Written by Olivia Burke
E.J. “Skull Crusher” Snyder is a U.S. Army veteran, extreme survivalist, motivational speaker, and an all-around loveable guy. He is best known for his survival success on the Discovery Channel’s, “Naked and Afraid,” and is the only man who has completed the challenge three times! E.J. is also the host of, “Dual Survival” – a show that follows him and Jeff Zausch as they take on the world’s most wild and unforgiving places.
E.J. learned his survival and outdoor skills from the formal training he received in the U.S. Army. He also honed his skills through being a survival instructor for 20 years; it’s what led to him dedicating his life to becoming the best survivalist he can be.

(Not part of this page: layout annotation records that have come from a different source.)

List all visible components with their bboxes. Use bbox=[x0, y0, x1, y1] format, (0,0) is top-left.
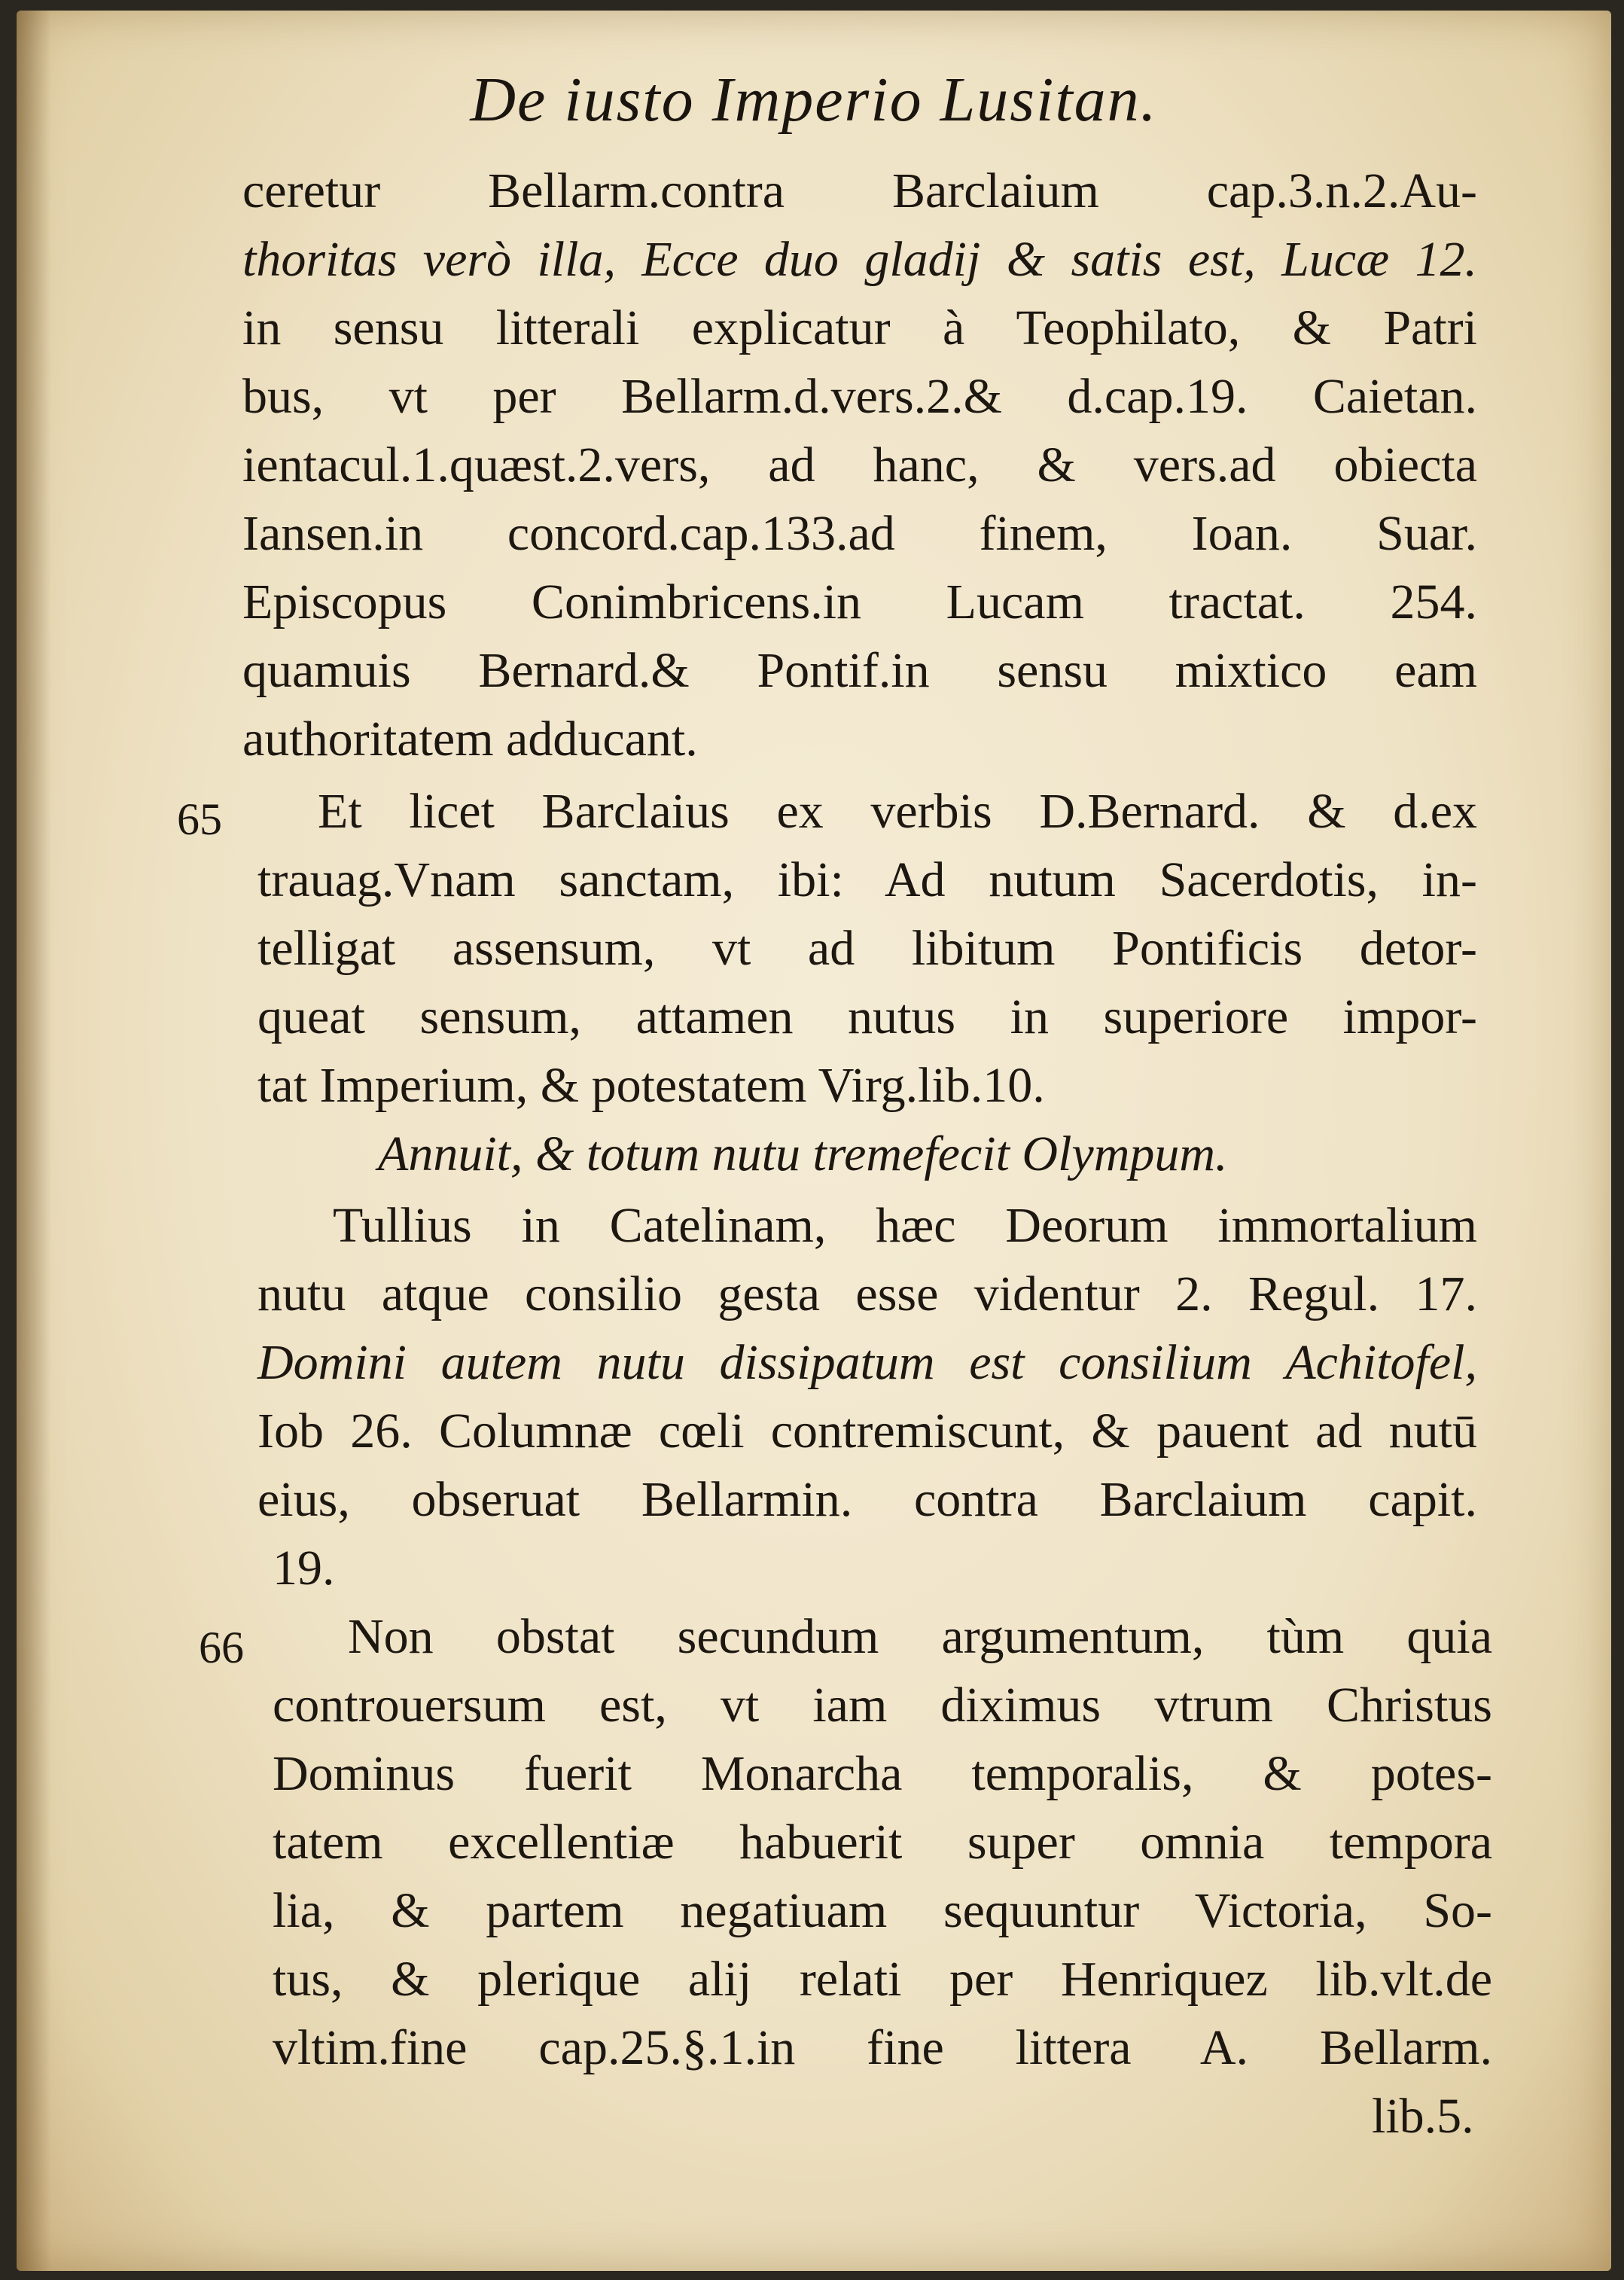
text-line: tat Imperium, & potestatem Virg.lib.10. bbox=[257, 1058, 1045, 1113]
catchword: lib.5. bbox=[1372, 2089, 1474, 2144]
text-line: in sensu litterali explicatur à Teophilato, & Patri bbox=[242, 300, 1477, 355]
text-line: eius, obseruat Bellarmin. contra Barclaium capit. bbox=[257, 1472, 1477, 1527]
text-line: Tullius in Catelinam, hæc Deorum immortalium bbox=[333, 1198, 1477, 1253]
text-line: bus, vt per Bellarm.d.vers.2.& d.cap.19. Caietan. bbox=[242, 369, 1477, 424]
text-line: telligat assensum, vt ad libitum Pontificis detor- bbox=[257, 921, 1477, 976]
paragraph-number-66: 66 bbox=[199, 1623, 244, 1672]
verse-quotation: Annuit, & totum nutu tremefecit Olympum. bbox=[378, 1126, 1228, 1181]
text-line: lia, & partem negatiuam sequuntur Victoria, So- bbox=[273, 1883, 1492, 1938]
text-line: Domini autem nutu dissipatum est consilium Achitofel, bbox=[257, 1335, 1477, 1390]
text-line: Iansen.in concord.cap.133.ad finem, Ioan. Suar. bbox=[242, 506, 1477, 561]
text-line: Dominus fuerit Monarcha temporalis, & potes- bbox=[273, 1746, 1492, 1801]
text-line: trauag.Vnam sanctam, ibi: Ad nutum Sacerdotis, in- bbox=[257, 852, 1477, 907]
text-line: controuersum est, vt iam diximus vtrum Christus bbox=[273, 1678, 1492, 1733]
book-page bbox=[17, 11, 1611, 2271]
text-line: vltim.fine cap.25.§.1.in fine littera A. Bellarm. bbox=[273, 2020, 1492, 2075]
text-line: nutu atque consilio gesta esse videntur 2. Regul. 17. bbox=[257, 1266, 1477, 1321]
text-line: quamuis Bernard.& Pontif.in sensu mixtico eam bbox=[242, 643, 1477, 698]
text-line: Et licet Barclaius ex verbis D.Bernard. & d.ex bbox=[318, 784, 1477, 839]
text-line: authoritatem adducant. bbox=[242, 712, 698, 767]
text-line: tus, & plerique alij relati per Henriquez lib.vlt.de bbox=[273, 1952, 1492, 2007]
running-head: De iusto Imperio Lusitan. bbox=[470, 65, 1158, 135]
text-line: 19. bbox=[273, 1541, 335, 1596]
text-line: thoritas verò illa, Ecce duo gladij & satis est, Lucæ 12. bbox=[242, 232, 1477, 287]
text-line: queat sensum, attamen nutus in superiore impor- bbox=[257, 989, 1477, 1044]
text-line: ceretur Bellarm.contra Barclaium cap.3.n.2.Au- bbox=[242, 163, 1477, 218]
text-line: ientacul.1.quæst.2.vers, ad hanc, & vers.ad obiecta bbox=[242, 437, 1477, 492]
paragraph-number-65: 65 bbox=[177, 794, 222, 844]
page-gutter-shadow bbox=[17, 11, 51, 2271]
text-line: Episcopus Conimbricens.in Lucam tractat. 254. bbox=[242, 575, 1477, 629]
text-line: Iob 26. Columnæ cœli contremiscunt, & pauent ad nutū bbox=[257, 1404, 1477, 1459]
text-line: Non obstat secundum argumentum, tùm quia bbox=[348, 1609, 1492, 1664]
text-line: tatem excellentiæ habuerit super omnia tempora bbox=[273, 1815, 1492, 1870]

In addition to having these impressive qualifications and skills, E.J. is also a husband, and a father of two. I sat down with E.J. and talked with him about his career, upbringing, life advice, and more!
Can you tell me a bit about your life, what you do, and how you got into it?
“I joined the army after I grew up in North Jersey. My parents divorced when I was very young. Joining the army was probably the best thing for me. I spent 25 years in the Army. I saw combat in the Gulf War in ‘91, and in Operation Iraqi Freedom from 2004-2005. When I retired from the Army, I went into being a survival instructor for the United States Army as a contractor for about six years.
My dream as a child was to be an actor and a stuntman. My mother didn’t support my choice. She thought I’d starve and wouldn’t make it. Right before I retired from the Army, I started doing TV; different things – producing, independent films, acting, stunt work, and trying to figure out how to be a military tech advisor – a new career from the Army. I moved here (Fayetteville) with my family. My wife’s folks retired here at Fort Bragg – this was my first duty station. Her mother got sick, so we moved back here. That’s when I found work as a survival instructor – my two worlds collided.
Discovery channel happened to find me. They recruited me for a show called, ‘Dual Survival,’ where I was to be the replacement for the host. They ended up picking another guy over me. I wound up going on a show called, ‘72 Hours.’ When I came out of that race, we didn’t find the money, but I got a phone call from Discovery saying that they had a brand-new show called, ‘Survival’. I had no idea about the naked part.”
How do you teach the lessons you’ve learned to your family, kids, etc.?
“I’m a people-watcher, so what I’ve learned through the military was by watching these leaders. What I’d witness in their leadership, I’d adapt the good stuff into mine. You can lead in three ways: first is by example. I tell [people] to watch me, then mimic what I do, emulate it, and when we’re sitting down at dinner having a beer, ask questions.
I’m bound by God to help anyone who asks for it – I believe that firmly. If they’re open to receiving that message, and applying it, I just ask that they repeat that – give it to somebody else. You can do it by example, your own mentoring, teaching, and ask others to do the same. The other way I do it is by [motivational] speaking.”
Do you ever talk about politics or faith on your platform?
“I speak about faith all the time. I’m a Christian and I hear God’s voice loudest in the wilderness. I don’t like the bonds of rules – church should be happening wherever. I can disciple to people in a way they don’t even know, because they don’t see it coming. I don’t have to mention God’s name, but I give glory to God all the time. For me, I’m very spiritual. I’m not confined to a church, although I find it to be very awesome. I see God in people, and in the birds that sing in my backyard; that’s where I really connect to God.”
Can you tell me about your family?
I have a wife. We’ll be married for 25 years in a couple weeks. We’ve been roller-coastered, but we love and stay true to each other. I value her and thank God every day that she’s in my life, because I’d be lost without her. I have two kids; a 22-year-old son and an 18-year-old daughter. They’re two of the greatest gifts in my life. They’re so kind, mature, and helpful. They’ve been very supportive of my dreams. “
How do you balance the things you do work-wise with the things you do with your family?
“I’m always working, so I learn lessons, and pass them along – that’s my gift back to everybody. When I come home, I take my phone and put it in a basket (I’ll go back every now and then and check it to see if I get an email or something). I do that as a symbol of how I’m not at work anymore – I’m home. I make sure that when we’re together, we plan fun events. It’s quality over quantity.
What’s your favorite thing about your current situation?
“Inspiring people – especially kids. If I make a positive impact on at least one person, that’s a win. Knowing I helped somebody in this world – that’s my favorite thing about it all, because that’s why I’m here. To me, that’s very fulfilling.”